Saturday, April 07, 2007

It's Almost as if...

Those Brits were being held by the US. Here's one of the captives' statement, from the BBC:

We were blindfolded, our hands were bound, we were forced up against the wall. Throughout our ordeal we faced constant psychological pressure.

Later we were stripped and dressed in pyjamas. The next few nights were spent in stone cells approximately 8ft by 6ft, sleeping on piles of blankets.

All of us were kept in isolation. We were interrogated most nights and presented with two options.

If we admitted we had strayed, we would be back on a plane to the UK pretty soon. If we didn't, we faced up to seven years in prison.

Well that's pretty rotten, and perhaps some rules of international detention were broken; I don't know the laws. But I come from the land of Gitmo. Where are the dogs and the waterboarding? Seven years? Where's the indefinite detention as an enemy combatant? And how is it that these innocent people quickly confessed to something they almost certainly didn't do when all the forms of "psychological pressure" Alberto Gonzalez and Don Rumsfeld dreamed up can't get the men they call the worst people in the world to confess to things that they're proud of?

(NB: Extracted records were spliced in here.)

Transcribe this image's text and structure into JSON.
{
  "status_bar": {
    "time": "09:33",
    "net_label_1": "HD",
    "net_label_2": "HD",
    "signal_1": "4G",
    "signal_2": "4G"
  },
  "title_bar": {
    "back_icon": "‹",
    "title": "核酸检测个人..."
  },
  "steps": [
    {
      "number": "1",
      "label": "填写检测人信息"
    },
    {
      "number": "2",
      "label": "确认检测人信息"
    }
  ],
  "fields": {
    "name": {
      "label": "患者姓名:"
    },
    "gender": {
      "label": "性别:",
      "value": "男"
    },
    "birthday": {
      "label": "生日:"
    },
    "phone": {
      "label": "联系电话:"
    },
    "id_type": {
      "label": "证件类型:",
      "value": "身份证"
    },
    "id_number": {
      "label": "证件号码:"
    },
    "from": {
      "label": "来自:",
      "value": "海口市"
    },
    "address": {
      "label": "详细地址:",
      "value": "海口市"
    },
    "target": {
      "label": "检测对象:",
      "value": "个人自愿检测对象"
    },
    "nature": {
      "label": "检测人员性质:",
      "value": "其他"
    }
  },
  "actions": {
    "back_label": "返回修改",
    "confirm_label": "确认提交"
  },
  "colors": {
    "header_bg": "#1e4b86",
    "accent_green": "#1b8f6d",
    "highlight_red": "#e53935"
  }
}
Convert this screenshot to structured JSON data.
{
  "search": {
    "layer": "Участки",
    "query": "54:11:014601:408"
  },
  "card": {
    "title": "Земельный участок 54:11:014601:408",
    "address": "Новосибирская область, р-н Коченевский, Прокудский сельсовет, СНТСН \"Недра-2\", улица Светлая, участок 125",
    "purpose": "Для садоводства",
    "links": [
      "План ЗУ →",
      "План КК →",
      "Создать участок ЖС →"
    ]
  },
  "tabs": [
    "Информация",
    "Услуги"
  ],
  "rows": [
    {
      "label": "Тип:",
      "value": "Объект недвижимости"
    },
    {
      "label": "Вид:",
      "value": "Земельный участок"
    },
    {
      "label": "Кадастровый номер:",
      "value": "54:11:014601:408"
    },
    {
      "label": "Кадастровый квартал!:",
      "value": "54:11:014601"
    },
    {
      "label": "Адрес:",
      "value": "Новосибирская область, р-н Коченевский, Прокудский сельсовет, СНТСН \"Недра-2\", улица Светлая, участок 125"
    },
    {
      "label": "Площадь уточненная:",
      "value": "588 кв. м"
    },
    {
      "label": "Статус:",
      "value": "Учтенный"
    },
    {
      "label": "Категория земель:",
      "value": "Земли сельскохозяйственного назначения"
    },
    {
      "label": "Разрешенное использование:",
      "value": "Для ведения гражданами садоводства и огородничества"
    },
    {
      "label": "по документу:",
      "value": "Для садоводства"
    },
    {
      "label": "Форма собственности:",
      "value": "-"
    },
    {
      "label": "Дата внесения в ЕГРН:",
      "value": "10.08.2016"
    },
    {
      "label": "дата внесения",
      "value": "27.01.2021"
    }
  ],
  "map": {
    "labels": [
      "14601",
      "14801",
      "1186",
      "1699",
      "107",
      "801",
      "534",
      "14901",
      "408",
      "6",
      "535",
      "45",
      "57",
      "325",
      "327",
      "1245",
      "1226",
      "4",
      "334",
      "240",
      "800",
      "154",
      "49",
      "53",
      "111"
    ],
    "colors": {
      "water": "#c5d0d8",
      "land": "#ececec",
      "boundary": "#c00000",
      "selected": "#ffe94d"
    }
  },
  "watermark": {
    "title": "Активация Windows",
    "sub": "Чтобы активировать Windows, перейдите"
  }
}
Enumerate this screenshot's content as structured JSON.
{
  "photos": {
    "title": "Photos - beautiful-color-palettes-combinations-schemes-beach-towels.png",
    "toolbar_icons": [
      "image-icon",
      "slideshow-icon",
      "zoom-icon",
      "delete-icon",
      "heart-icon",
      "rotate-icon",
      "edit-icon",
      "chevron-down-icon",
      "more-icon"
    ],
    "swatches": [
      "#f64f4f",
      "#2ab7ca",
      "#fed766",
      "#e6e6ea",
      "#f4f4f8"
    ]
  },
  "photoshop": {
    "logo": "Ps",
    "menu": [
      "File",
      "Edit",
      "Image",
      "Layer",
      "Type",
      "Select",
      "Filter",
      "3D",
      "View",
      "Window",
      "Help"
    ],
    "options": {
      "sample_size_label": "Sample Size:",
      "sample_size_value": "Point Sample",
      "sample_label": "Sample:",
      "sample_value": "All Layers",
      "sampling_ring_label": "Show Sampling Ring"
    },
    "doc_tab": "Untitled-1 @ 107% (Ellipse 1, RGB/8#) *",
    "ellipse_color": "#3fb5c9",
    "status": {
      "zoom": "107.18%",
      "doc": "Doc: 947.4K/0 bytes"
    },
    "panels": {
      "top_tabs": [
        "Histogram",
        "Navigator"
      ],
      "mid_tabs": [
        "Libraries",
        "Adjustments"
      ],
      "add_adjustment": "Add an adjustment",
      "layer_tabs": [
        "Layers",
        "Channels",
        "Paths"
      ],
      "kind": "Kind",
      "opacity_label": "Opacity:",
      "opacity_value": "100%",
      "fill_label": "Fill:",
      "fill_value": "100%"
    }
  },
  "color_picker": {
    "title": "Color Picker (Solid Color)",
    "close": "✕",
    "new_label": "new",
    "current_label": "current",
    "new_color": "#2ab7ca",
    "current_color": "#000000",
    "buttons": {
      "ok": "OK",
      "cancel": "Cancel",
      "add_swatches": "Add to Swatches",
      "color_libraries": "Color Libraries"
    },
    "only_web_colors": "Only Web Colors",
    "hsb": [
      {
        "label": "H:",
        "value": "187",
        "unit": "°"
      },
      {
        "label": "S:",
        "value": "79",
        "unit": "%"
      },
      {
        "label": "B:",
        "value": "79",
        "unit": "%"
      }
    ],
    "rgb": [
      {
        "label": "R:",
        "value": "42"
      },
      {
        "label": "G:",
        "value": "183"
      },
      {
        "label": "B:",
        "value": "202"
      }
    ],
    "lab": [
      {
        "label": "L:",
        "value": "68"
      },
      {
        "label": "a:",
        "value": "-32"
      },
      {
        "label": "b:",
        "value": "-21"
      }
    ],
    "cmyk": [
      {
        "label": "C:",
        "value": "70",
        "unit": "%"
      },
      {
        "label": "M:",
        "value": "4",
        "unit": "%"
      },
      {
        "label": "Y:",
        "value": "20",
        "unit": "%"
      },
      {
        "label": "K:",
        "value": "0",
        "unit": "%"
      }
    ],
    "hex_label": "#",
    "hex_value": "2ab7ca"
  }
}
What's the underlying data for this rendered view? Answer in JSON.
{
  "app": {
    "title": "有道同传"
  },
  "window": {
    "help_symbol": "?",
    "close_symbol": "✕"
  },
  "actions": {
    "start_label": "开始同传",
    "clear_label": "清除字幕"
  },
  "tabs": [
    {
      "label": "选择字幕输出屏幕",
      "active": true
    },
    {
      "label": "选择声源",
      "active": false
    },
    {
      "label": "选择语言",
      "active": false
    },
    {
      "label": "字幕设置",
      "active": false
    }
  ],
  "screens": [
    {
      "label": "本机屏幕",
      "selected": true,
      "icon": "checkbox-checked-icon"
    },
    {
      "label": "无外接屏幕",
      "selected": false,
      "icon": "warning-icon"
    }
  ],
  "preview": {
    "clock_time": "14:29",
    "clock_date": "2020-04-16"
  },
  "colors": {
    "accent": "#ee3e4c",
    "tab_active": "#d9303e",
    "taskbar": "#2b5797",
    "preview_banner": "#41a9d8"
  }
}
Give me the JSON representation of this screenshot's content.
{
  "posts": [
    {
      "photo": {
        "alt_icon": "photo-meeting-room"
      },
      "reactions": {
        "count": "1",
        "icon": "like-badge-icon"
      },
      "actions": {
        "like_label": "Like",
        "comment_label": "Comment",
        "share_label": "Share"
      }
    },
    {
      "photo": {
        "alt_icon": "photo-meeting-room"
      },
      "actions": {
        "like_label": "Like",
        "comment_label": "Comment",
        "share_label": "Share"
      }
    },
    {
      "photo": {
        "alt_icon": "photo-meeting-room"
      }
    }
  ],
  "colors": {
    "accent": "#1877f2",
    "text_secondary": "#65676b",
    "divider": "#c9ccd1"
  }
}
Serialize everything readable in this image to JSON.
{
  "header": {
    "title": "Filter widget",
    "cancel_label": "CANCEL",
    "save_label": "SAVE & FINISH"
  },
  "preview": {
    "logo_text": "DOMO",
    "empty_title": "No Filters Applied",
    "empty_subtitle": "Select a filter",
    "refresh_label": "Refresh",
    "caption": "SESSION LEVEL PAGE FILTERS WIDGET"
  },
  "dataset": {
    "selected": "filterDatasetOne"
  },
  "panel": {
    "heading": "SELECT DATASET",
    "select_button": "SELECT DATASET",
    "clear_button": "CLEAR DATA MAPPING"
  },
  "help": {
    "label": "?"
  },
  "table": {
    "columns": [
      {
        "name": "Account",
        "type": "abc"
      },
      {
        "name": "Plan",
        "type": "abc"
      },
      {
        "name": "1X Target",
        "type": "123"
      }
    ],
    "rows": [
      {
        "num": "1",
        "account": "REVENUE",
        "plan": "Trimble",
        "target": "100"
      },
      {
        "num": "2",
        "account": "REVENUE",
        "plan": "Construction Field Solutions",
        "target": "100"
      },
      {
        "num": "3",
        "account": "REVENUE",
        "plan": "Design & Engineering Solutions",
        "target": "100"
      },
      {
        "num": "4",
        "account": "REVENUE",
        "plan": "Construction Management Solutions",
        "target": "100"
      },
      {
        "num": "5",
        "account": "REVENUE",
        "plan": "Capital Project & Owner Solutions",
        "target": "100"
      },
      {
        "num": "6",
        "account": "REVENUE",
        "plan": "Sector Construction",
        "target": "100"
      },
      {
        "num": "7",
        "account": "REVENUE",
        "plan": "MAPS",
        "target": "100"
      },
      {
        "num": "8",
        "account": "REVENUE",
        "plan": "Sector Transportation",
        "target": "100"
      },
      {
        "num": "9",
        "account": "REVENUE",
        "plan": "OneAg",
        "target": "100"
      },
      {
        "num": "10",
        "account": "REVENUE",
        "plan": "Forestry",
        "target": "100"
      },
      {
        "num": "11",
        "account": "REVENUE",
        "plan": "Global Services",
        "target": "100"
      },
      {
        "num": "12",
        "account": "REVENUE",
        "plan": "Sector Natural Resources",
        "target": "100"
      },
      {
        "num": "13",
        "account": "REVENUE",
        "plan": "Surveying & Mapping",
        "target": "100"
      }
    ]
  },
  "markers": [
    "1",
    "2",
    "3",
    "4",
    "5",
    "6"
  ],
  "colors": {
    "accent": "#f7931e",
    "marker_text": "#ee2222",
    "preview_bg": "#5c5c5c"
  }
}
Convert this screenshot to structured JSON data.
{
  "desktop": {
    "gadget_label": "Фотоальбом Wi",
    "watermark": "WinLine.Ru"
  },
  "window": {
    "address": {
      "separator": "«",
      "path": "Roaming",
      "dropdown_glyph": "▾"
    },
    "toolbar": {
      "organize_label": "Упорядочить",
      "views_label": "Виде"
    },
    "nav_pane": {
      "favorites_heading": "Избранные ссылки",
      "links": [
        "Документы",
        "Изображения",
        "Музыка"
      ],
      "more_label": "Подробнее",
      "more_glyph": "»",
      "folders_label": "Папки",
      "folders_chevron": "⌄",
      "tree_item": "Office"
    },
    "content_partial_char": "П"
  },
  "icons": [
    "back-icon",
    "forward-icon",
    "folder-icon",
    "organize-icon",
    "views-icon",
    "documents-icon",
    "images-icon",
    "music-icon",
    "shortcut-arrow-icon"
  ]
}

See, that's the problem with asymmetrical warfare.

But seriously, the Iranians keep failing to adopt democratic best practices. Why can't they follow our example? Here they have committed a deliberate provocation, and the end result seems to be a thaw in diplomatic relations with the British. What they want to do in order to promote the new world order is to blunder into a provocative situation, then refuse to negotiate, escalate the conflict, and declare a clash of civilizations. And the Brits...well, what can you say about these people? They act as if diplomats are there for diplomacy. No wonder they lost their empire.